Am 7. November fliegen Jacques und ich zurück nach Zürich. Wir treffen Barre im Hotel Neufeld zu einer ersten Probe von No Alarming Interstice, einem Auftragswerk von Jacques Demierre für das Tonhalle Sinfonieorchester und das Trio Leimgruber-Demierre-Phillips im Rahmen des Festivals Tage Neue Musik Zürich. Jacques erklärt sein Stück;
„Wie ermöglicht man eine Begegnung zwischen einem Sinfonieorchester, das gewohnt ist, notierte Werke zu interpretieren, und einem Musikertrio, das Musik aus der Improvisation heraus komponiert? Anders gesagt: Wie bringt man in einer musikalischen Gegenwart Klangerfahrungen zusammen, die auf so unterschiedlichen Zugängen basieren wie der notierten Musik, der Unbestimmtheit und der Improvisation? Diese Grundsatzfragen von No Alarming Interstice haben mich veranlasst, mir einige Kommentare von Morton Feldman über dessen komposi-torische Arbeit mit graphischen Partituren erneut vorzunehmen. Darin beschreibt er seine hauptsächliche Enttäuschung: Seine graphisch notierten Stücke haben Makel, die Freiheit der Interpreten zu vergrössern, während er doch in erster Linie bestrebt war, den Klängen selber ihre Freiheit zu schenken. Das Ziel des amerikanischen Komponisten hatte also darin bestanden, die Klänge zu befreien, und sie nicht von Musikerinnen und Musikern durch deren verfehlte Art von egozentrischen Ausdruckswillen vernebeln zu lassen. Er erwähnt in seinem Kommentar noch, dass er die graphische Komposition nie als eine Improvisationskunst verstanden habe, sondern vielmehr als ein total abstraktes Klangabenteuer.
Selbst wenn freilich Morton Feldman zu sagen scheint, dass das Resultat einer schlechten Interpretation seiner graphischen Partitur zu einer Improvisation führen kann – was noch zu hinterfragen wäre -, geht es nicht um ein Problem der Improvisation als solche, die ja eine eigene Praxis kennt und kein Kollateraleffekt ist, sondern eher um eine Verwechslung, die im Moment der Interpretation entsteht: die Verantwortung, die eine unbestimmte Notation verlangt, wird vertauscht mit der oft falsch verstandenen Freiheit, ganz nach eigenem Belieben zu verfahren und den graphisch-musikalischen Text zu relativieren. Man findet dieselbe Verwechslung übrigens im Rahmen der experimentellen Improvisationspraxis, bei der die Rolle des musikalischen Texts vom akustischen und klanglichen Kontext bestimmt wird. Insofern sehe ich die Unbestimmtheit und die Improvisation eher als eigenständige Positionen, als spezifische Kategorien mit ihren eigenen graphisch-musikalischen sowie klanglichen, text- und kontextuellen Strategien.
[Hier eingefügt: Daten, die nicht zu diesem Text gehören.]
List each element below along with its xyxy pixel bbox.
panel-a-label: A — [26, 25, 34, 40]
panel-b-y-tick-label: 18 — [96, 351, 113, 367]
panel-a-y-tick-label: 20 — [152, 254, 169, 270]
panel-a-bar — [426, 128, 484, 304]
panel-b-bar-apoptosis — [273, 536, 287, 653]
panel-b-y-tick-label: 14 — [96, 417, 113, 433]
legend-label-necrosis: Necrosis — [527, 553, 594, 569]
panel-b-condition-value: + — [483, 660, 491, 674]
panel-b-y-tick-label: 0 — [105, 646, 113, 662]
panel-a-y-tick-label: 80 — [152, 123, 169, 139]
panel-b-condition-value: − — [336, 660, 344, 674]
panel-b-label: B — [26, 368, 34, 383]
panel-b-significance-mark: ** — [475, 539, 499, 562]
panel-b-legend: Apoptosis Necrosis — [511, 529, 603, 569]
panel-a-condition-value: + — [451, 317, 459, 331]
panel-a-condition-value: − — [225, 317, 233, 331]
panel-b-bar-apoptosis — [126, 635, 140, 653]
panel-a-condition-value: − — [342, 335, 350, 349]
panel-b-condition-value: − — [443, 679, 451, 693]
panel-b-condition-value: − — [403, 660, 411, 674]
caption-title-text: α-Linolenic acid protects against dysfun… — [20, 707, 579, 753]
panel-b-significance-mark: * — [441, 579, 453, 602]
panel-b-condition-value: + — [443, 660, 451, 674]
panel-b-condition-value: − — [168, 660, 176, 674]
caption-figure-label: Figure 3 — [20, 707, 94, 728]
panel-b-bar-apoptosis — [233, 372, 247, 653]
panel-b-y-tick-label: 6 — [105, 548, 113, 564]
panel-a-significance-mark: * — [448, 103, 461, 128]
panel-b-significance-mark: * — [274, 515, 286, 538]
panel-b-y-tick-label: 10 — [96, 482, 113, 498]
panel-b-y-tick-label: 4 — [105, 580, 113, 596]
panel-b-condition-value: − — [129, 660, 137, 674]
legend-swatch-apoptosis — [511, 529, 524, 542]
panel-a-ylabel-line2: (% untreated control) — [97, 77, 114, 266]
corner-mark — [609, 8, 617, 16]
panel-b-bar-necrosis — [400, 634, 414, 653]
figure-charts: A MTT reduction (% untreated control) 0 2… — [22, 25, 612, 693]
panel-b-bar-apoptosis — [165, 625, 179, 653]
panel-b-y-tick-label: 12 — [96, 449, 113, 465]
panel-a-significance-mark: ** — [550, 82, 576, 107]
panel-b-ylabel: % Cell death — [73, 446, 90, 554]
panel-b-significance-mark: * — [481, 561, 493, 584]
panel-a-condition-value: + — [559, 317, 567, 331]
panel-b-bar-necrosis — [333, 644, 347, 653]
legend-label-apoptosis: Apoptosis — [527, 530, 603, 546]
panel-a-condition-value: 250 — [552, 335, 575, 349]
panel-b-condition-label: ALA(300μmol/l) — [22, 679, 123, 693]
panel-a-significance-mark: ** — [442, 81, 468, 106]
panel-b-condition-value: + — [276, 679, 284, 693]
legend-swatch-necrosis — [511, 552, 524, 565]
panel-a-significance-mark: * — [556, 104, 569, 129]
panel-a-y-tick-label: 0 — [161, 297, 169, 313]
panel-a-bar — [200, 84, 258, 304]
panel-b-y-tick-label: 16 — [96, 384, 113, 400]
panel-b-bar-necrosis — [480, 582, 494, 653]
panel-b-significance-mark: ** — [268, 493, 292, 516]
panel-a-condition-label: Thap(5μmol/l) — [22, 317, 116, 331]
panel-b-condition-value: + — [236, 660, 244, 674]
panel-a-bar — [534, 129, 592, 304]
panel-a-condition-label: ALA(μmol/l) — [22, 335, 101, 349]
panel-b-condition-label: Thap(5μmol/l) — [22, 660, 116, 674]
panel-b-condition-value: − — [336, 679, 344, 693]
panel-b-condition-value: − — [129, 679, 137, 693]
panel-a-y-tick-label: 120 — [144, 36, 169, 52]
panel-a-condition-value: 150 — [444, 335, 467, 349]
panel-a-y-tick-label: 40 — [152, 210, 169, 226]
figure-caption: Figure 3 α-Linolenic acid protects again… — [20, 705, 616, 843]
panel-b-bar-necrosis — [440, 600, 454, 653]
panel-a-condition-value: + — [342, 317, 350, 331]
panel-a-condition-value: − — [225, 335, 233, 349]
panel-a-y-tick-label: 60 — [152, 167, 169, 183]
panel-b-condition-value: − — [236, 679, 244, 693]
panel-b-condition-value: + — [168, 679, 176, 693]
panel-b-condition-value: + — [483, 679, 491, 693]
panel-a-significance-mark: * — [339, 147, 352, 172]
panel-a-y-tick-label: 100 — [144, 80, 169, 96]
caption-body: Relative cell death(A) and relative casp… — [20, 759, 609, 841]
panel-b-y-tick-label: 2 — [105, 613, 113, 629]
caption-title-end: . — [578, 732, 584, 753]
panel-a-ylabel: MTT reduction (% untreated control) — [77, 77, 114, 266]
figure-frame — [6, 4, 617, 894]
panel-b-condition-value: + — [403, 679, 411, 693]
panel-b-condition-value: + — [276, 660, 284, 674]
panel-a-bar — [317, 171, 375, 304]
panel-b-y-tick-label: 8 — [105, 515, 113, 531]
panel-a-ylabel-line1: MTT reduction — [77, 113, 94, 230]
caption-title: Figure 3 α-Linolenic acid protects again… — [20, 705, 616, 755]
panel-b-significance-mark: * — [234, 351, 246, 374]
Die Sichtweise – oder die Hörweise –, die in No Alarming Interstice eingeflossen ist, ist jene, bei der die drei erwähnten Verfahren Unbestimmtheit, Improvisation und notierte Komposition nicht-hierarchisch angegangen werden, wobei alle drei von Moment zu Moment eine besondere Beziehung zu einem eigenen Text unterhalten und entwickeln: musikalisch, graphisch, akustisch. Was für mich gleichzeitig extrem interessant und inspirierend war, ist das Paradoxon zwischen Feldmans Reflexion über das Scheitern einer graphischmusika-lischen Notation, die ihr Ziel verfehlte, weil sie eine gewisse Form von improvisatorischer Freiheit zuliess, und der Tatsache, dass Feldman zu jenen Komponisten gehört, auf die sich die experimentelle Improvisationsszene heutzutage besonders häufig beruft. Es ist viel Zeit vergangen, und die Hörweisen haben sich in den letzten sechzig Jahren verändert, und wenngleich Feldman die Improvisation meiner Meinung nach negativ bewertet hat, haben sich die improvisierenden Musikerinnen und Musiker die Feldmansche Hörweise zu eigen gemacht. Die Improvisationspraxis wurde indes weniger durch die Ironie der Geschichte grundlegend verändert, als vielmehr durch klangliche Erfahrungen und die Reflexion über den Klangraum und dessen Umfeld, in dem die Position des improvisierenden Subjekt weniger egozentrisch ist als in der Zeit des aufkommenden Freejazz’. Gleichzeitig näherte sich die Improvisationspraxis damit der ästhetischen Position und der komposi-torischen Grundhaltung Feldmans. Es war die zugleich instinktive wie extreme Beachtung, die dieser dem Klang und den auf gehörten Klangmustern basierenden Abfolgen schenkte, die bei den improvisierenden Musikerinnen und Musikern in deren ästhetischen und musikali-schen Fragestellungen auf Resonanz stiess.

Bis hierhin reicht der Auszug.